You may have to wait a minute or two for the site you have addressed to load, especially if the site contains large graphics or if you are accessing the site during peak hours when the lines may be jammed by heavy use.

How can I access the Internet?

All you need to access the Internet is a Web browser and an Internet connection. At the Riverside Community College, the Internet is accessible at several sites, including:

    The Reference area of all 3 college libraries
    The computer labs on campus
    Anywhere PCs are available to the public

The Internet for Beginners

RDN Virtual Training Suite - The Resource Discovery Network provides a collection of subject-specific tutorials offering information on key Internet resources, improving Internet search skills, evaluating Internet information, and using the Internet to support learning, teaching, and research.

SeniorNet - provides nonprofit computer & Internet education for older adults & seniors. SeniorNet is the premier senior site for content & community. SeniorNet's mission is to provide older adults education for & access to computer technology to enhance their lives & enable them to share their knowledge & wisdom. The nonprofit SeniorNet teaches seniors (age 50 plus) to use computers & the Internet.

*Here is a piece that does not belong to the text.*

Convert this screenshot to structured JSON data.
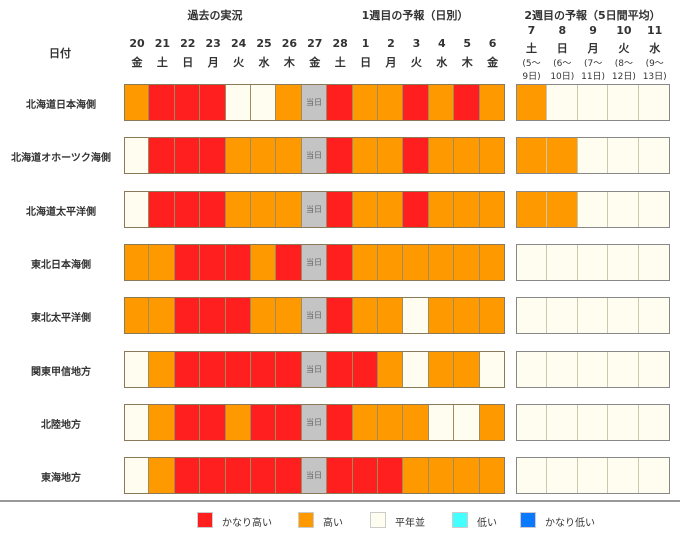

Tools for the Web Users - research on virtual library collections, web searching methodogies and a collection of resources for keeping current with Web-Based resources

Searching the World Wide Web


Bare Bones 101 - Collection of concise lessons designed to help users get their Web searches on the right track quickly and easy. The tutorial is divided into 20 independent lessons, addressing topics such as meta-searchers, subject directories, evaluating sites, Boolean logic, and field searching.

Finding Information on the Internet - a tutorial on how to analyze your information needs, phrase your search, & select the best search engine for the job

How to Choose the Search Tools You Need - U.C. Berkeley Library's Recommended Search Engines and Directories

Internet Glosary

ILC Glossary of Internet Terms - Definitions of common terms (Internet) and technical ones (binhex) from Internet Literacy Consultants in San Francisco.